Several pusikim in this week’s parsha discuss the administering of malkos (lashes) to an individual who had violated specific mitzvos of the Torah. There are numerous halachos that govern the conduct of the shaliach Beis Din (officer of the court) as the malkos were to be given.
Among them is the instruction to give the malkos judiciously, counting each one carefully and stopping after the proper number of lashes. In fact, if even one extra lash was willfully given to the perpetrator (Devarim 25:3), the shliach Beis Din would himself be subject to lashes for violating his mandate to carefully administer the malkos.
Why Forty – or Thirty-Nine?
The Ramban offers two explanations as to the symbolism of forty lashes. He notes that the one receiving lashes violated the Torah that was given in forty days. Another reason for the number forty would be that this corresponds to the number of days that it takes a child to develop in the mother’s womb. According to this line of reasoning, the perpetrator is given lashes for failing to fulfill his purpose in being created (in forty days).
The exact number of lashes given, and the manner in which the number is presented in the Torah is the subject of some discussion. The gemorah (Makos 22a) explains that although the Torah states, “Arbaim yakenu – forty [lashes] shall he strike him” (Devarim 25:3), the actual number of lashes given was only thirty-nine. The gemorah notes that this is due to the fact that shliach Beis Din was instructed by the Torah to stop the lashes when we reached a count of forty – but before the fortieth lash was actually given.
A Powerful Message
Rabbi Moshe Sofer, known as the Chasam Sofer, maintains that the two reasons for the number forty offered by the Ramban offer a fascinating insight into our potential for spiritual growth.
He notes that the Torah was given after Moshe was in Mount Sinai for forty complete days (we see this from the miscalculation of the Jews regarding the exact timing of Moshe’s descent from Har Sinai; Shmos 32:1, see Rashi).
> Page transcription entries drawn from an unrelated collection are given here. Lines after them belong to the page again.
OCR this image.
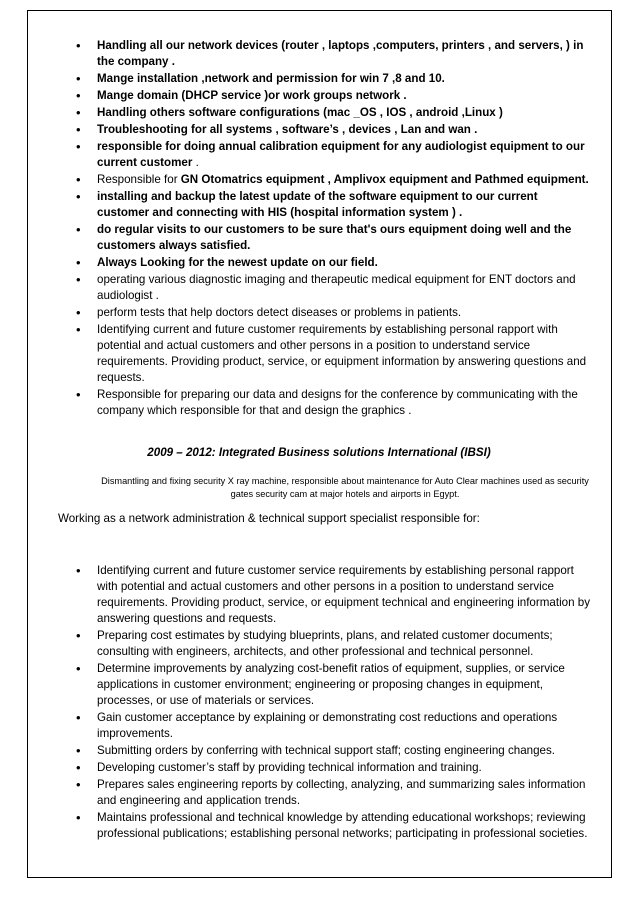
• Handling all our network devices (router , laptops ,computers, printers , and servers, ) in the company .
• Mange installation ,network and permission for win 7 ,8 and 10.
• Mange domain (DHCP service )or work groups network .
• Handling others software configurations (mac _OS , IOS , android ,Linux )
• Troubleshooting for all systems , software’s , devices , Lan and wan .
• responsible for doing annual calibration equipment for any audiologist equipment to our current customer .
• Responsible for GN Otomatrics equipment , Amplivox equipment and Pathmed equipment.
• installing and backup the latest update of the software equipment to our current customer and connecting with HIS (hospital information system ) .
• do regular visits to our customers to be sure that's ours equipment doing well and the customers always satisfied.
• Always Looking for the newest update on our field.
• operating various diagnostic imaging and therapeutic medical equipment for ENT doctors and audiologist .
• perform tests that help doctors detect diseases or problems in patients.
• Identifying current and future customer requirements by establishing personal rapport with potential and actual customers and other persons in a position to understand service requirements. Providing product, service, or equipment information by answering questions and requests.
• Responsible for preparing our data and designs for the conference by communicating with the company which responsible for that and design the graphics .
2009 – 2012: Integrated Business solutions International (IBSI)
Dismantling and fixing security X ray machine, responsible about maintenance for Auto Clear machines used as security gates security cam at major hotels and airports in Egypt.
Working as a network administration & technical support specialist responsible for:
• Identifying current and future customer service requirements by establishing personal rapport with potential and actual customers and other persons in a position to understand service requirements. Providing product, service, or equipment technical and engineering information by answering questions and requests.
• Preparing cost estimates by studying blueprints, plans, and related customer documents; consulting with engineers, architects, and other professional and technical personnel.
• Determine improvements by analyzing cost-benefit ratios of equipment, supplies, or service applications in customer environment; engineering or proposing changes in equipment, processes, or use of materials or services.
• Gain customer acceptance by explaining or demonstrating cost reductions and operations improvements.
• Submitting orders by conferring with technical support staff; costing engineering changes.
• Developing customer’s staff by providing technical information and training.
• Prepares sales engineering reports by collecting, analyzing, and summarizing sales information and engineering and application trends.
• Maintains professional and technical knowledge by attending educational workshops; reviewing professional publications; establishing personal networks; participating in professional societies.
The formation of a child takes place during the fortieth day – or after 39 full days. Therefore, says the Chasam Sofer, since the number of lashes delivered was actually thirty-nine, we can infer that the not realizing one’s potential is a greater sin than violating the Torah!
I would like to suggest that this theme of spiritual growth – and the temporary failure to achieve that goal as it relates to the one receiving malkos – might be the reason for the insertion of the pasuk “Lo sachsom shor bedisho” (Devarim 25:5) immediately following the halachos of malkos. The Torah’s instruction to a farmer not to muzzle an ox while he is in the midst of threshing seems jarringly out of place in this sequence of pesukim. What is the connection between the two seemingly disparate topics of malkos and refraining from muzzling an animal?
I would like to suggest that the Torah is addressing the future of the person receiving the malkos. He had erred and hopefully will be looking to mend his ways and resume on his path to spiritual growth. He will be seeking guidance from the Torah – a road map to ensure that he will not stray from the proper path in the future.
The Torah offers the one who recently sinned a powerful image – that of an ox in a threshing room. The Torah commands a farmer to refrain from muzzling an ox in the threshing room since it would be considered cruel and unusual punishment to surround it with millions of kernels of grain and restrain it from eating any of them.
So too says the Torah to the sinner. It will be nearly impossible for you, surrounded by so many temptations in this materialistic world, to simply ‘muzzle yourself’ and refrain from all illicit activities. What a Torah Jew needs to do is to elevate him or herself from the animalistic tendencies we are born with and raise our eyes and hearts to Hashem. When we concentrate on our elevated neshama (soul) and focus on our spiritual growth, it will be so much easier to avoid sin and live a meaningful Torah life.